As ideias e propostas dos neofascistas ganharam audiência nos últimos dois anos. Mas existem reservas nos batalhões mais organizados dos trabalhadores e da juventude. Existe uma força social muito mais poderosa que o desespero confuso e desorientado dos que clamam por uma “intervenção militar”. Nada é mais poderoso do que a força social desta maioria explorada e oprimida quando abraça com paixão e esperança uma luta justa. Ela pode ser despertada. Ela precisa ser chamada às ruas para lutar. Esse deve ser o papel da esquerda. Este tem sido o lugar da campanha Boulos/Sonia Guajajara.

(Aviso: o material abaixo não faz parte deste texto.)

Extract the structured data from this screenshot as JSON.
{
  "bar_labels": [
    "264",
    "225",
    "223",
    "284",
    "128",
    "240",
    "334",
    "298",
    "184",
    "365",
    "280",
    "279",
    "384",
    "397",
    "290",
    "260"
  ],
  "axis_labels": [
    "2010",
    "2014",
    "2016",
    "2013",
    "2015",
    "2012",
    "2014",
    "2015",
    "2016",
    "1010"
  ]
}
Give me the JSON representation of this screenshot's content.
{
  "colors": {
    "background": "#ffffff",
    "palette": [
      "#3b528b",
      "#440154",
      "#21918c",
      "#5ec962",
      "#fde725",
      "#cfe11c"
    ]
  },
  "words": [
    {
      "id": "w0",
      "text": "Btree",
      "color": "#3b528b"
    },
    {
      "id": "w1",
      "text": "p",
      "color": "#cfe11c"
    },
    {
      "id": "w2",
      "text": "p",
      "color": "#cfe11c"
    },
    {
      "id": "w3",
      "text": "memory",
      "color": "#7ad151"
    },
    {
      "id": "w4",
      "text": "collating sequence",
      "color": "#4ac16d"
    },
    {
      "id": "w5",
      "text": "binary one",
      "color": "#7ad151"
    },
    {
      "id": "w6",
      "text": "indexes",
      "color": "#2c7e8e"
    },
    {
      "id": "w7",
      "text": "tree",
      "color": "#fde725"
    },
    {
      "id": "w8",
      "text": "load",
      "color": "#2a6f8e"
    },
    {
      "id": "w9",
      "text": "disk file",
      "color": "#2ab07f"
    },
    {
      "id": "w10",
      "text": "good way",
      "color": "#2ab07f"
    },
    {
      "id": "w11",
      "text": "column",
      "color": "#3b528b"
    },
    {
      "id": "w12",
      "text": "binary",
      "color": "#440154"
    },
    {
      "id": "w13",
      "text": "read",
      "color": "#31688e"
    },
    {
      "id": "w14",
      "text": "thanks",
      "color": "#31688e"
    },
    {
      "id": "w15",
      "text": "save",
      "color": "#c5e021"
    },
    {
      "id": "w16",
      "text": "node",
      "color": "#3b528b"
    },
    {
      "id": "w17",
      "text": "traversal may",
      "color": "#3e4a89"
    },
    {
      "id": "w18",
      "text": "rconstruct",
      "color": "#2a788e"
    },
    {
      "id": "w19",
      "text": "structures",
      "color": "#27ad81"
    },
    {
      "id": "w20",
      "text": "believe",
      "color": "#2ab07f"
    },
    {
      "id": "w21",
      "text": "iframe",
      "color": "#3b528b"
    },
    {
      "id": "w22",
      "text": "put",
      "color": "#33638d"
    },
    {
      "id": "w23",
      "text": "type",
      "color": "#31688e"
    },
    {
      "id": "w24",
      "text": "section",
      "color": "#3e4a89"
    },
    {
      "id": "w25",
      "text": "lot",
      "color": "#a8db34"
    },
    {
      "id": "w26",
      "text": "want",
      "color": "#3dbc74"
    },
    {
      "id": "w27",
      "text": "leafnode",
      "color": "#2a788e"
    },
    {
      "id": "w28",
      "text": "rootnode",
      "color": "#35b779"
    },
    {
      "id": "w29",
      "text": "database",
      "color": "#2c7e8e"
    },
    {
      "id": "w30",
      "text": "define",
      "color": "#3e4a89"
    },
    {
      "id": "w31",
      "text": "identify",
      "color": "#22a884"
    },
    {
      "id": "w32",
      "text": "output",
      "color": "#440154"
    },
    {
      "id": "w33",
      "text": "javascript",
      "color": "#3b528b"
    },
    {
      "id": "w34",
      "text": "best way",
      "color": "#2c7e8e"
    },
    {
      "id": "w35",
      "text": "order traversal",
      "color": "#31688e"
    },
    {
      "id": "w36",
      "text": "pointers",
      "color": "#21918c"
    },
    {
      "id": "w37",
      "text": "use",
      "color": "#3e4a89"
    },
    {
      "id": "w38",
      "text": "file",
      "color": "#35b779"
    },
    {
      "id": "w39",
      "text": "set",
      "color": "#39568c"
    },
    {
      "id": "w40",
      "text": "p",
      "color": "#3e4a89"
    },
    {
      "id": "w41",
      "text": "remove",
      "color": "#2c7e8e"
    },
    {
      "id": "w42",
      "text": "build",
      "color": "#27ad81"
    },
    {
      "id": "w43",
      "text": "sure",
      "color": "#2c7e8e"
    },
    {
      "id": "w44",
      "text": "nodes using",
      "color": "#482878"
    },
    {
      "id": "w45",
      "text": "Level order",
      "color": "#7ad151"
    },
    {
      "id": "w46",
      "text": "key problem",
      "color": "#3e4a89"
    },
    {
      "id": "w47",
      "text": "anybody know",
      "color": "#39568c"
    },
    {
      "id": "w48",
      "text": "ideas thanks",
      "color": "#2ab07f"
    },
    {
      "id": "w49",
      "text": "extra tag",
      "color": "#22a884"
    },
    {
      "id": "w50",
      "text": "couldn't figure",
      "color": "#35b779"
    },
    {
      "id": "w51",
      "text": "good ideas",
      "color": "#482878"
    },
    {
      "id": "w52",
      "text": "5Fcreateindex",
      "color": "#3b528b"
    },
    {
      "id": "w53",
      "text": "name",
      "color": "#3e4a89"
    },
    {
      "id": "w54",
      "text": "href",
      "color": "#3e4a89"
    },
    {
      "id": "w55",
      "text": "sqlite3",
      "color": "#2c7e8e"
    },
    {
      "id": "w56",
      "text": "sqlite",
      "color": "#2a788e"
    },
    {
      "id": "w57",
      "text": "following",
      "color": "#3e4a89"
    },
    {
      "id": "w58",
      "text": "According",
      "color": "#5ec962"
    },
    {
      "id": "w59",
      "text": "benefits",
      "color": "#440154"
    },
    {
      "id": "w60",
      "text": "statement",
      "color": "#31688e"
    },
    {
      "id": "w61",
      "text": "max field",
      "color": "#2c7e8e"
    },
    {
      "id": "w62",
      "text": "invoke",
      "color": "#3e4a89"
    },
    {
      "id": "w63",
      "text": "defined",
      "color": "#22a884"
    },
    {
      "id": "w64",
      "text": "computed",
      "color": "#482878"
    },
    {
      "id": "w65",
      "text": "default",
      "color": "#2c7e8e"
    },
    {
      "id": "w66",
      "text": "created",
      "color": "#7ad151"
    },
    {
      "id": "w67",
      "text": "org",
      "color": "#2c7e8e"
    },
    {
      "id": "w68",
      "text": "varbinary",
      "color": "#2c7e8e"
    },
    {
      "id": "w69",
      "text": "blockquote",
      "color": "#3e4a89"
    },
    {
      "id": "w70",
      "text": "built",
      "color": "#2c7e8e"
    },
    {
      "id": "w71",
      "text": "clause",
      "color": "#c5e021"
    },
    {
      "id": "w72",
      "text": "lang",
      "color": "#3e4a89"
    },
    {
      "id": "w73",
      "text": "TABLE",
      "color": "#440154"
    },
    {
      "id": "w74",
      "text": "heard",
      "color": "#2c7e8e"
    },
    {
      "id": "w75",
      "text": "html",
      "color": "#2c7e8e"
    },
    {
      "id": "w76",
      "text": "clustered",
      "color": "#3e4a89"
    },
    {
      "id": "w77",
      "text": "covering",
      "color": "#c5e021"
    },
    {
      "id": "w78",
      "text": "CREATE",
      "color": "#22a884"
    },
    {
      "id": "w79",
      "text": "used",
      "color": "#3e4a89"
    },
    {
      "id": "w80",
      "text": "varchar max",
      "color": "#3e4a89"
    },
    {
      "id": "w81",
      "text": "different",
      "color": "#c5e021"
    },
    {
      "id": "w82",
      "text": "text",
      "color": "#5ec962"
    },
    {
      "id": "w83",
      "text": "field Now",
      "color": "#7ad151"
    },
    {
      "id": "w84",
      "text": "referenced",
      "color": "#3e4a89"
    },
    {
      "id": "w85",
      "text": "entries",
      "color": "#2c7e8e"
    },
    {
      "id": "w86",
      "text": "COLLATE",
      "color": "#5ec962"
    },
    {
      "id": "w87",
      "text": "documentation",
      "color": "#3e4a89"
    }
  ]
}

Mas é necessário que o maior partido da esquerda acorde do seu sonambolismo. O PT tem o direito de apresentar Lula como o seu candidato à presidência. Mas a direção do PT tem, também, o dever de encabeçar a luta contra Bolsonaro. Isso significa, neste momento, dar um passo em frente. Cabe ao PT responder ao apelo que o PSOL tem feito por uma frente única de toda a esquerda contra os neofascistas.




Valerio Arcary

É professor titular do IFSP. Doutor em história pela USP, estudou na Universidade de Paris e Lisboa entre 1974/78, participou da revolução portuguesa, voltou ao Brasil e se uniu à Convergência Socialista, esteve presente na reconstrução da UNE em Salvador em 1979, na fundação do PT em 1980 e da CUT em 1983, sendo secretário-geral da CUT/São Paulo entre 1985/86. Atuou na Apeoesp entre 1983/90, foi membro da Executiva Nacional do PT entre 1989/92, e foi presidente nacional do PSTU entre 1993/98 e, desde 2016 é membro da Coordenação Nacional do MAIS/PSOL. É autor de O martelo da história, entre outros livros.